Conquer your scorn and your long-held hatred Vinca gli sdegni e l'odio vostro antico
Conquer your scorn and your long-held hatred,
Charles and Francis, as Christians imitate
and acknowledge all you owe Jesus Christ,
your friend far more than anyone else's,

Let your armies and weapons run over
his enemy's lands, and bring an end to
not just Italy's grief but Europe's where
the sea bathes the valleys and sweeping hills.

The great shepherd to whom Heaven gave
its keys appeals to you, and he asks you
to direct your compassion towards his flock.

In you let pity be stronger than scorn,
royal pair, a single desire ignite to
destroy those who mock and who deny Christ.

Vinca gli sdegni e l'odio vostro antico,
Carlo e Francesco, il nome sacro e santo
Di Cristo, e di sua fè vi caglia tanto,
Quanto a voi più d'ogni altro è stato amico.

L'arme vostre a domar l'empio nemico
Di lui sian pronte; e non tentete in pianto
Non pur l'Italia, ma l'Europa e quanto
Bagna il mar, cinge valle o colle aprico.

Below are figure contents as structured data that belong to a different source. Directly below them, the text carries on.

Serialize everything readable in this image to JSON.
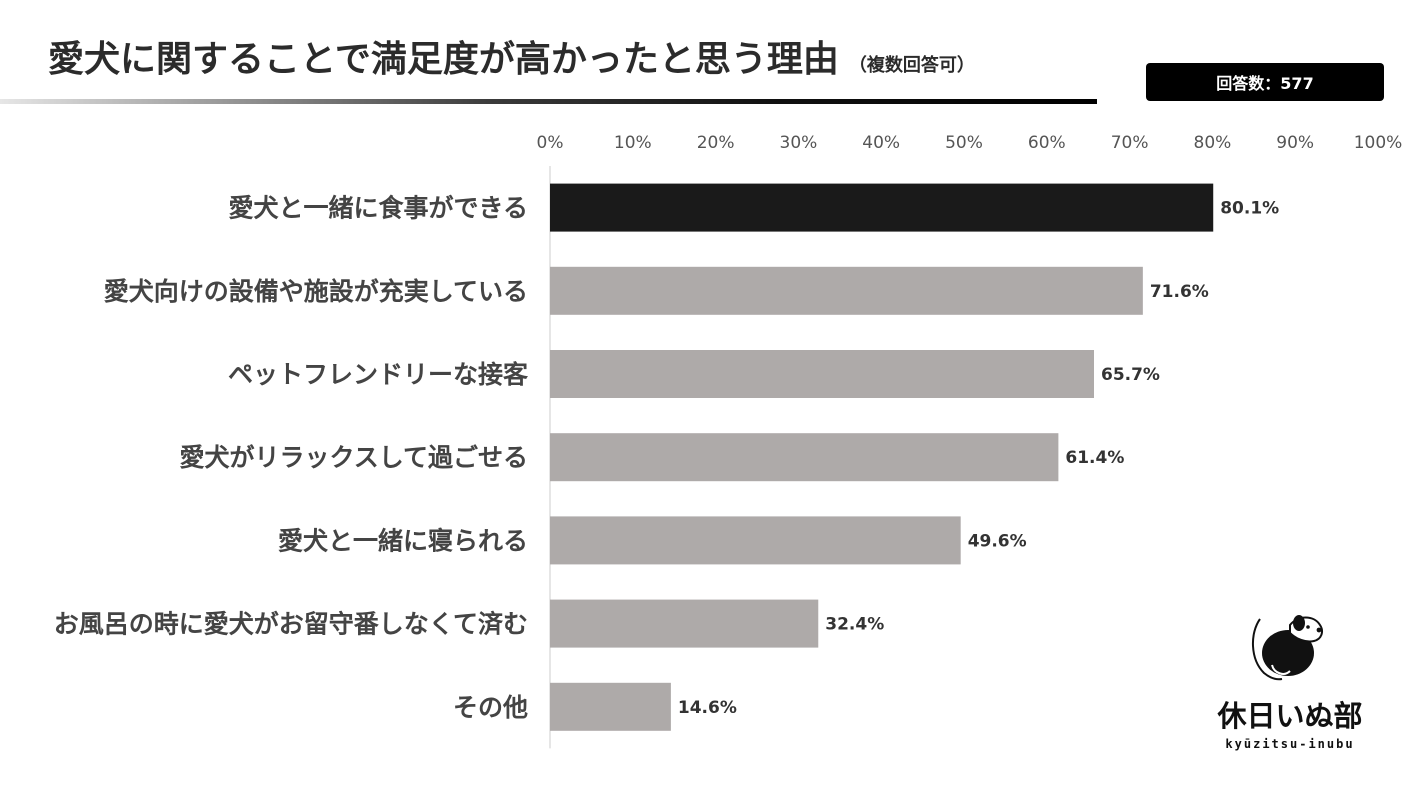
{
  "title": "愛犬に関することで満足度が高かったと思う理由",
  "title_note": "（複数回答可）",
  "response_count": "回答数：577",
  "logo": {
    "name": "休日いぬ部",
    "romanized": "kyūzitsu-inubu"
  },
  "colors": {
    "highlight_bar": "#1a1a1a",
    "bar": "#aeaaa9",
    "axis_line": "#cccccc"
  },
  "chart_data": {
    "type": "bar",
    "orientation": "horizontal",
    "categories": [
      "愛犬と一緒に食事ができる",
      "愛犬向けの設備や施設が充実している",
      "ペットフレンドリーな接客",
      "愛犬がリラックスして過ごせる",
      "愛犬と一緒に寝られる",
      "お風呂の時に愛犬がお留守番しなくて済む",
      "その他"
    ],
    "values": [
      80.1,
      71.6,
      65.7,
      61.4,
      49.6,
      32.4,
      14.6
    ],
    "value_labels": [
      "80.1%",
      "71.6%",
      "65.7%",
      "61.4%",
      "49.6%",
      "32.4%",
      "14.6%"
    ],
    "highlighted_index": 0,
    "xlim": [
      0,
      100
    ],
    "x_ticks": [
      0,
      10,
      20,
      30,
      40,
      50,
      60,
      70,
      80,
      90,
      100
    ],
    "x_tick_labels": [
      "0%",
      "10%",
      "20%",
      "30%",
      "40%",
      "50%",
      "60%",
      "70%",
      "80%",
      "90%",
      "100%"
    ],
    "axis_position": "top",
    "grid": false,
    "legend": "none"
  }
}
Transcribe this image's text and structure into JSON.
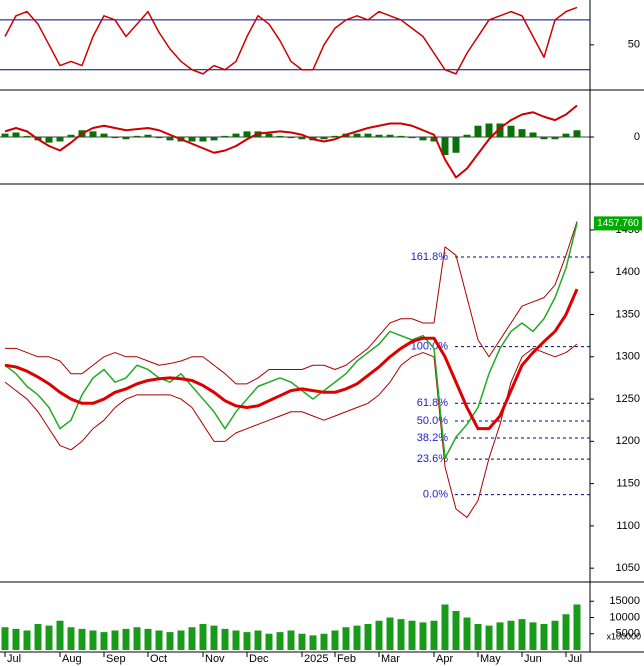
{
  "chart_data": [
    {
      "type": "line",
      "ylim": [
        -2,
        104
      ],
      "yticks": [
        50
      ],
      "levels": [
        20,
        80
      ],
      "level_color": "#00008b",
      "series": [
        {
          "color": "#cc0000",
          "values": [
            60,
            85,
            90,
            75,
            50,
            25,
            30,
            25,
            60,
            85,
            80,
            60,
            75,
            90,
            65,
            45,
            30,
            20,
            15,
            25,
            20,
            30,
            60,
            85,
            75,
            55,
            30,
            20,
            20,
            50,
            70,
            80,
            85,
            80,
            90,
            85,
            80,
            70,
            60,
            40,
            20,
            15,
            40,
            60,
            80,
            85,
            90,
            85,
            60,
            35,
            80,
            90,
            95
          ]
        }
      ]
    },
    {
      "type": "combo",
      "ylim": [
        -40,
        40
      ],
      "yticks": [
        0
      ],
      "series": [
        {
          "style": "bar",
          "color": "#0a6e0a",
          "values": [
            3,
            4,
            1,
            -3,
            -5,
            -4,
            2,
            6,
            5,
            3,
            -1,
            -2,
            1,
            2,
            -1,
            -3,
            -4,
            -4,
            -4,
            -3,
            1,
            3,
            5,
            5,
            3,
            1,
            -1,
            -2,
            -3,
            -2,
            1,
            3,
            3,
            3,
            2,
            2,
            1,
            -1,
            -3,
            -4,
            -16,
            -14,
            2,
            10,
            12,
            12,
            10,
            7,
            4,
            -2,
            -2,
            3,
            6
          ]
        },
        {
          "style": "line",
          "color": "#cc0000",
          "values": [
            5,
            8,
            5,
            -2,
            -8,
            -12,
            -5,
            3,
            8,
            10,
            8,
            6,
            7,
            8,
            6,
            2,
            -2,
            -6,
            -10,
            -14,
            -12,
            -8,
            -2,
            3,
            4,
            5,
            4,
            2,
            -2,
            -4,
            -2,
            2,
            5,
            8,
            10,
            12,
            12,
            10,
            6,
            2,
            -20,
            -36,
            -28,
            -15,
            -2,
            8,
            15,
            20,
            22,
            18,
            15,
            20,
            28
          ]
        }
      ]
    },
    {
      "type": "line",
      "ylim": [
        1036,
        1502
      ],
      "yticks": [
        1050,
        1100,
        1150,
        1200,
        1250,
        1300,
        1350,
        1400,
        1450
      ],
      "last_price": {
        "value": 1457.76,
        "label": "1457.760"
      },
      "last_color": "#00aa00",
      "fib_color": "#00008b",
      "fib_levels": [
        {
          "value": 1418,
          "label": "161.8%"
        },
        {
          "value": 1312,
          "label": "100.0%"
        },
        {
          "value": 1245,
          "label": "61.8%"
        },
        {
          "value": 1224,
          "label": "50.0%"
        },
        {
          "value": 1204,
          "label": "38.2%"
        },
        {
          "value": 1179,
          "label": "23.6%"
        },
        {
          "value": 1137,
          "label": "0.0%"
        }
      ],
      "series": [
        {
          "width": 1,
          "color": "#aa0000",
          "values": [
            1310,
            1310,
            1305,
            1300,
            1300,
            1295,
            1280,
            1280,
            1290,
            1300,
            1305,
            1300,
            1300,
            1295,
            1290,
            1292,
            1295,
            1300,
            1300,
            1290,
            1280,
            1268,
            1268,
            1275,
            1285,
            1285,
            1285,
            1285,
            1290,
            1290,
            1285,
            1290,
            1300,
            1310,
            1325,
            1340,
            1345,
            1345,
            1340,
            1340,
            1430,
            1420,
            1370,
            1320,
            1300,
            1320,
            1340,
            1360,
            1365,
            1370,
            1385,
            1420,
            1460
          ]
        },
        {
          "width": 1,
          "color": "#aa0000",
          "values": [
            1270,
            1260,
            1250,
            1235,
            1215,
            1195,
            1190,
            1200,
            1215,
            1225,
            1240,
            1250,
            1255,
            1255,
            1255,
            1255,
            1250,
            1240,
            1220,
            1200,
            1200,
            1210,
            1215,
            1220,
            1225,
            1230,
            1235,
            1235,
            1230,
            1225,
            1230,
            1235,
            1240,
            1245,
            1255,
            1270,
            1290,
            1300,
            1305,
            1300,
            1170,
            1120,
            1110,
            1130,
            1180,
            1220,
            1270,
            1300,
            1310,
            1305,
            1300,
            1305,
            1315
          ]
        },
        {
          "width": 1.5,
          "color": "#22aa22",
          "values": [
            1290,
            1280,
            1265,
            1255,
            1240,
            1215,
            1225,
            1255,
            1275,
            1285,
            1270,
            1275,
            1290,
            1285,
            1275,
            1270,
            1280,
            1265,
            1250,
            1235,
            1215,
            1235,
            1250,
            1265,
            1270,
            1275,
            1270,
            1260,
            1250,
            1260,
            1270,
            1280,
            1295,
            1305,
            1315,
            1330,
            1325,
            1320,
            1325,
            1310,
            1180,
            1205,
            1220,
            1240,
            1280,
            1310,
            1330,
            1340,
            1330,
            1345,
            1370,
            1405,
            1458
          ]
        },
        {
          "width": 3,
          "color": "#dd0000",
          "values": [
            1290,
            1288,
            1283,
            1276,
            1268,
            1258,
            1250,
            1245,
            1245,
            1250,
            1258,
            1262,
            1268,
            1272,
            1274,
            1275,
            1274,
            1272,
            1266,
            1258,
            1248,
            1242,
            1240,
            1242,
            1248,
            1254,
            1260,
            1262,
            1260,
            1258,
            1258,
            1262,
            1268,
            1278,
            1288,
            1300,
            1310,
            1318,
            1322,
            1322,
            1300,
            1270,
            1240,
            1215,
            1215,
            1230,
            1260,
            1290,
            1305,
            1318,
            1330,
            1350,
            1380
          ]
        }
      ]
    },
    {
      "type": "bar",
      "ylim": [
        0,
        20300
      ],
      "yticks": [
        5000,
        10000,
        15000
      ],
      "unit_label": "x100000",
      "categories": [
        "Jul",
        null,
        null,
        null,
        null,
        "Aug",
        null,
        null,
        null,
        "Sep",
        null,
        null,
        null,
        "Oct",
        null,
        null,
        null,
        null,
        "Nov",
        null,
        null,
        null,
        "Dec",
        null,
        null,
        null,
        null,
        "2025",
        null,
        null,
        "Feb",
        null,
        null,
        null,
        "Mar",
        null,
        null,
        null,
        null,
        "Apr",
        null,
        null,
        null,
        "May",
        null,
        null,
        null,
        "Jun",
        null,
        null,
        null,
        "Jul",
        null
      ],
      "series": [
        {
          "color": "#1a9a1a",
          "values": [
            7000,
            6500,
            6000,
            8000,
            7500,
            9000,
            7000,
            6500,
            6000,
            5500,
            6000,
            6500,
            7000,
            6500,
            6000,
            5500,
            6000,
            7000,
            8000,
            7500,
            6500,
            6000,
            5500,
            6000,
            5000,
            5500,
            6000,
            5000,
            4500,
            5000,
            6000,
            7000,
            7500,
            8000,
            9000,
            10000,
            9500,
            9000,
            8500,
            9000,
            14000,
            12000,
            10000,
            8000,
            7500,
            8500,
            9000,
            9500,
            8500,
            8000,
            9000,
            11000,
            14000
          ]
        }
      ]
    }
  ]
}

Il gran pastore, a cui le chiavi date
Furon del cielo, a voi si volge, e prega
Che de le greggie sue pietà vi prenda.

Possa più de lo sdegno in voi pietate,
Coppia reale, e un sol desio v'accenda
Di vendicar chi Christo sprezza e nega.


Ruscelli-VG, 2: 2; Rizzardi 4:4; Chiapetti 4:4. See also Guerrini-VG, 4:346; also L Domenichi, Rime Diverse di Molti ecc. Auttori (attributed to VG, p 286). Previous translations as by Gambara: Lind 282-3; McAuliffe 199; Poss 59. A recent translation (based on Bullock's edition) as by Colonna: Stortoni and Lille 74-75. For Key see A Note on the Italian texts


This is one of the three Bullock has attributed to Colonna. The poem has been attributed to Gambara since Ruscelli included it in his original set; Rizzardi seems to have been the first to suggest that "Vinca gli sdegni" was sent to Bembo in a letter dated September 16, 1538. As Bullock suggests, such a assertion is the result of not reading Bembo's letter carefully enough. Bembo's letter describes the sonnet as one on the Virgin Mary ("il leggiadrissimo sonetto vostro fatto di Nostra Signora"). Bullock suggests the poem that was exchanged was "O gran misterio e sol per fede inteso!" ("Sacred virgin, your beautiful body"). See 1995 Bullock, pp. 155-56n. However, if "Vinca gli sdegni" was not sent with the letter of September 16th, this does not make the sonnet Colonna's. The poem is addressed to Charles V, Francois I, and Paul III. According to Chiapetti (p. 364n), Gambara wrote it in 1538 when Paul III transferred to Nice in order to negotiate a treaty with Charles V and Francois I. Chimenti attributes the poem to Gambara and contextualizes it similarly, pp. 46-48.